8 thoughts on - XFS Not Getting It Right?

  • I don’t know enough to answer, but I do have a question.. what were you expecting xfs to do (and what filesystems do that?) Thanks


    Stephen J Smoogen.

  • Once upon a time, hw said:

    RAID 1 has no “layout” (for RAID, that usually refers to striping in RAID levels 0/5/6), so there’s nothing for a filesystem to detect or optimize for.

    The chunk size above is for the md-RAID write-intent bitmap; that’s not exposed information (for any RAID system that I’m aware of, software or hardware) or something that filesystems can optimize for.

  • Chris Adams wrote:

    Are you saying there is no difference between a RAID1 and a non-raid device as far as xfs is concerned?

    What if you use hardware RAID?

    When you look at [1], it tells you to specify su and sw with hardware RAID and says it detects everything automatically with md-RAID. It doesn´t have an example with RAID1 but one with RAID10 — however, why would that make a difference? Aren´t there stripes in a RAID1? If you read from both disks in a RAID1 simultaneously, you have to wait out the latency of both disks before you get the data at full speed, and it might be better to use stripes with them as well and read multiple parts of the data at the same time.

    [1]: http://xfs.org/index.php/XFS_FAQ#Q:_How_to_calculate_the_correct_sunit.2Cswidth_values_for_optimal_performance

    > The chunk size above is for the md-RAID write-intent bitmap; that’s not
    > exposed information (for any RAID system that I’m aware of, software or
    > hardware) or something that filesystems can optimize for.

    Oh, ok. How do you know what stripe size was picked by mdadm? It seemd a good idea to go with defaults as far as possible.

  • RAID1 is mirroring. There is nothing to stripe because the virtual device is almost identical to the physical drives, and they both see the same read and write instructions in parallel.

  • RAID1 is simply two or more drives with the same stuff on each drive. its a simple form of redundancy. striping would put some of it on one drive and more on another, and so forth for as many drives as you use with some kind of redundancy or checksumming.
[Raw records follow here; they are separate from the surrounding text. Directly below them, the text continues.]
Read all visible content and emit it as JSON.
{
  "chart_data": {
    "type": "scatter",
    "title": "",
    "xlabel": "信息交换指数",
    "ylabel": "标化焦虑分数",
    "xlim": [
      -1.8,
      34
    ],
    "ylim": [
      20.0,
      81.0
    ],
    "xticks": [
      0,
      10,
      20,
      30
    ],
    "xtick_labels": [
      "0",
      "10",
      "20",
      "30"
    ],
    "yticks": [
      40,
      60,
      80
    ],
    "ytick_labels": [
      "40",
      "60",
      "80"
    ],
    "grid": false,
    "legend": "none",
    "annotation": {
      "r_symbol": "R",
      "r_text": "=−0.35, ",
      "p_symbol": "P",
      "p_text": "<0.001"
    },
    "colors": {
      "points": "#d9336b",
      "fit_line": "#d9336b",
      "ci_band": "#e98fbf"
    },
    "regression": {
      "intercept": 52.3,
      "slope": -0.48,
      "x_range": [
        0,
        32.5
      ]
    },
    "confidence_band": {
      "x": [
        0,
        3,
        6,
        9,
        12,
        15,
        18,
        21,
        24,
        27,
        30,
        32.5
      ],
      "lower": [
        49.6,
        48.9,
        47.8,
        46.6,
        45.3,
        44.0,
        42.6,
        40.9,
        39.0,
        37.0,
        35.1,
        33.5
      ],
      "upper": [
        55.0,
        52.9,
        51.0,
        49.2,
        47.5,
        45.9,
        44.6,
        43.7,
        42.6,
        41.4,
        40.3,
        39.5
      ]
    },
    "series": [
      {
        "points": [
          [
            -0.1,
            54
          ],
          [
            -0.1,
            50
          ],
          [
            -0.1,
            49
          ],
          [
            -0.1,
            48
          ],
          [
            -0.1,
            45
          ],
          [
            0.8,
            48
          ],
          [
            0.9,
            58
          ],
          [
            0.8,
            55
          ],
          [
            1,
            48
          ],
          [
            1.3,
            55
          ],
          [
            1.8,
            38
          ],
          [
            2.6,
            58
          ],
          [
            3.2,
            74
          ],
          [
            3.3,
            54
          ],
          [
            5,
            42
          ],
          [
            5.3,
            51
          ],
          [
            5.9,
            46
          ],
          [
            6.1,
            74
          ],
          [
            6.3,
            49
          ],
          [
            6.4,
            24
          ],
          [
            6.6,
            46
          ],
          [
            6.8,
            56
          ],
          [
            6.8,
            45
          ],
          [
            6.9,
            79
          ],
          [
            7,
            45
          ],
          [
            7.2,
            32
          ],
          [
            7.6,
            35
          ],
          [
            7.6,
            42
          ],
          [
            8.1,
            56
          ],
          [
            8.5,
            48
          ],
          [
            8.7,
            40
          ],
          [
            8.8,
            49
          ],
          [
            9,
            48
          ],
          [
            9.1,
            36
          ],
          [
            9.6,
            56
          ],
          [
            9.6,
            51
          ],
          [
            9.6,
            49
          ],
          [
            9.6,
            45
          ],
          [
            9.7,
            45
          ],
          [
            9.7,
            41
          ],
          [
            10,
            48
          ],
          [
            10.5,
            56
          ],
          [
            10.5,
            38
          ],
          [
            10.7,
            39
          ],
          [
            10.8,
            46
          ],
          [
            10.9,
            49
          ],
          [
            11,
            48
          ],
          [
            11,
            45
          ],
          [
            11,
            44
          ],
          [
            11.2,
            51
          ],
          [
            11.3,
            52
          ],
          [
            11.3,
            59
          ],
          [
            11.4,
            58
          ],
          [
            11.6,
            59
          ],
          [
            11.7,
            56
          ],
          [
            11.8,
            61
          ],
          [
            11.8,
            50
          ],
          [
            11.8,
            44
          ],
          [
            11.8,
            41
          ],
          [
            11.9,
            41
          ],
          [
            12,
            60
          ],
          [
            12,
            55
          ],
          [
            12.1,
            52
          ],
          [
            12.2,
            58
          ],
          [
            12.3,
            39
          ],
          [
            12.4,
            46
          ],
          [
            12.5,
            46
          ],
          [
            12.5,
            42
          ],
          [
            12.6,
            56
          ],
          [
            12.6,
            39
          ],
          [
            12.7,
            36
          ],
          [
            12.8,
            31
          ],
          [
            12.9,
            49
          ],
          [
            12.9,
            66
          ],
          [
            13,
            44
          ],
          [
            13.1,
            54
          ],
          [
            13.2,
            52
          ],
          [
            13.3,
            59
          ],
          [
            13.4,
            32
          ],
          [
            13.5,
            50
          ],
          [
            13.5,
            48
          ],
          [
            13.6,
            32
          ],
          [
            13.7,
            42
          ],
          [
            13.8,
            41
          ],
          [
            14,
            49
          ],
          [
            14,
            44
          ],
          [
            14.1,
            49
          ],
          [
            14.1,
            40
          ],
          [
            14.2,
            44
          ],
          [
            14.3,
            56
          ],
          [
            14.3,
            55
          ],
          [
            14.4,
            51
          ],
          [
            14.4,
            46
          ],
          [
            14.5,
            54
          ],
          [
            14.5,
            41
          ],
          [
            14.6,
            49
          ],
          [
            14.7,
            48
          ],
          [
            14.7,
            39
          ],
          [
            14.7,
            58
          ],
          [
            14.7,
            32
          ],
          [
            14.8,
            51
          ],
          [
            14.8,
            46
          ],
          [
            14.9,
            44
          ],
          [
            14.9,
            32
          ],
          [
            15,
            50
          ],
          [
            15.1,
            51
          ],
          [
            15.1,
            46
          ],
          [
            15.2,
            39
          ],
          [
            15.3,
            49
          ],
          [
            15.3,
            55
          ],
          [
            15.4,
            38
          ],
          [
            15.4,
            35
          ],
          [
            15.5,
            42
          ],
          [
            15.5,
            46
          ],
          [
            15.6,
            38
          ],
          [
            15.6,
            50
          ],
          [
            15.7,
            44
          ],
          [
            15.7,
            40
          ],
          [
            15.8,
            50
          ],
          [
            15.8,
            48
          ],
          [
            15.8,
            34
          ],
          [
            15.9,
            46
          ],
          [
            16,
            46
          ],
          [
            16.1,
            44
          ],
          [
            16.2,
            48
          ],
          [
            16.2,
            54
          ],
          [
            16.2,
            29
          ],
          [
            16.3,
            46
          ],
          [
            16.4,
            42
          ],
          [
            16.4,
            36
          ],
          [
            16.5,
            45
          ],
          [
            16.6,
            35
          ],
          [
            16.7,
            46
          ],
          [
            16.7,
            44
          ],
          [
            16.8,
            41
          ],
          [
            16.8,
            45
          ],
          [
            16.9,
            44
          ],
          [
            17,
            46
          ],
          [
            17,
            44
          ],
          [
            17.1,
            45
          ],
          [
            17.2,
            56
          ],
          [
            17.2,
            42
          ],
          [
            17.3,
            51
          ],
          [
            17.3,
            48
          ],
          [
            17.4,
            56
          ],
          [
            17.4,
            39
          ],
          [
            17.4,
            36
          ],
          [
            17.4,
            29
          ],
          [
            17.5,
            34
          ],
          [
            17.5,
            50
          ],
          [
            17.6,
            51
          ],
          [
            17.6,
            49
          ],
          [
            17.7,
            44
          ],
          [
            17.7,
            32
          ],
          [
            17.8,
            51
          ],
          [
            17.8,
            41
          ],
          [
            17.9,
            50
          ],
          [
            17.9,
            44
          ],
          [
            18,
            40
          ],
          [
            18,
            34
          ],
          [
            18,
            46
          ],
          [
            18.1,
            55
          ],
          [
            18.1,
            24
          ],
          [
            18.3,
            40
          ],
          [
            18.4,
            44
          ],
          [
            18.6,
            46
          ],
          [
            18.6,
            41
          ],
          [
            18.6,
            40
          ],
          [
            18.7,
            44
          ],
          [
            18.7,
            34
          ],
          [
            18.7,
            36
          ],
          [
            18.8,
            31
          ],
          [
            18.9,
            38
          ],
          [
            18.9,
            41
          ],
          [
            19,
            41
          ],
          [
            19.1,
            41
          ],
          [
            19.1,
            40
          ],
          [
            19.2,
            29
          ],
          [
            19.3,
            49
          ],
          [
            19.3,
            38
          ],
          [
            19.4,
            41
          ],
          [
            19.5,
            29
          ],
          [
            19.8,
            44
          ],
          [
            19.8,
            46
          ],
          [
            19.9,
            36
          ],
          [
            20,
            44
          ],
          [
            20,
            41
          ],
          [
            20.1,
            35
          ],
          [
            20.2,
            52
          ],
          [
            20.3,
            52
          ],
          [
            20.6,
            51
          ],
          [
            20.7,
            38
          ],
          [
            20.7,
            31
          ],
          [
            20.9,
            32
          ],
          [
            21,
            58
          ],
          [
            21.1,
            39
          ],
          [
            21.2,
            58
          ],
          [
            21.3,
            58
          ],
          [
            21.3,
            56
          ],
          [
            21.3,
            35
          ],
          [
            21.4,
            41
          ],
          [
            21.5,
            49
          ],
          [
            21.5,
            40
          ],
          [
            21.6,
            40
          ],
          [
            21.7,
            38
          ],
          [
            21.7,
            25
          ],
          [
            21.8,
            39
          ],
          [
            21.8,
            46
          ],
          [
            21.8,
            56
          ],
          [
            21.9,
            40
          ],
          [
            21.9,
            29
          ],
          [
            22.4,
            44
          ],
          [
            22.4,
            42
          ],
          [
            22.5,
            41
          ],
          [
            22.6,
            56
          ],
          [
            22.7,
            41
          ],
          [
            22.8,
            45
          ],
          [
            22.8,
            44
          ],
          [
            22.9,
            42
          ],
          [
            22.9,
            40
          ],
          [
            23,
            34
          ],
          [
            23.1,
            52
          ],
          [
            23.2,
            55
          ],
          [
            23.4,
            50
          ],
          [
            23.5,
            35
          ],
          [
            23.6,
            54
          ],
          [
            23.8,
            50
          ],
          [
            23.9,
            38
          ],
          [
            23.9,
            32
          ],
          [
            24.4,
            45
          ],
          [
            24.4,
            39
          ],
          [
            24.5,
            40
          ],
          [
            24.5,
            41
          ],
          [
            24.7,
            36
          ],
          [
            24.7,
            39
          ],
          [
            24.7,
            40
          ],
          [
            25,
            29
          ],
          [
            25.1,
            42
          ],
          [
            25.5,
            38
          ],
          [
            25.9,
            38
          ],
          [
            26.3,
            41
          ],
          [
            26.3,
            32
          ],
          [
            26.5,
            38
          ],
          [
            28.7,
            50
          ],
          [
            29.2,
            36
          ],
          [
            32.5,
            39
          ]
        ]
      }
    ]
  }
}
RAID1 is much simpler:
    simply make all the drives carry the same data.

    RAID1 wouldn’t have that problem, necessarily. since all drives carry the same data, it is necessary to read from only one of them. it is during a write operation that all drives are written, and even then they may not be written at exactly the same time… one can be written and the data for the other in buffer-cache until the system gets a chance to write it.

    I don’t know details, per the above, for Linux software raid, but I also have a USB-attached HW raid box (jmicron chip) and I can watch the lights on the drives and see it doing exactly that. I would find it hard to believe that software raid in Linux is significantly different (in fact, i rather suspect that the external raid box is probably running some older version of Linux)

  • Once upon a time, hw said:

    Yes.

    No difference – same result.

    Because RAID level 1 and RAID level 10 are different. I suggest you read:

    https://en.wikipedia.org/wiki/RAID#Standard_levels

    What is called “RAID 10” is really a combination of level 1 and level 0
    (which one is higher/lower varies between implementations).

    RAID level 1 has the same data on both drives. You wouldn’t be reading the same data from both drives at the same time; reads would be spread between the drives (I know the Linux software RAID tries to keep read load fairly balanced between drives, I assume most hardware RAID
    implementations do the same).

    Again, RAID level 1 has no stripes.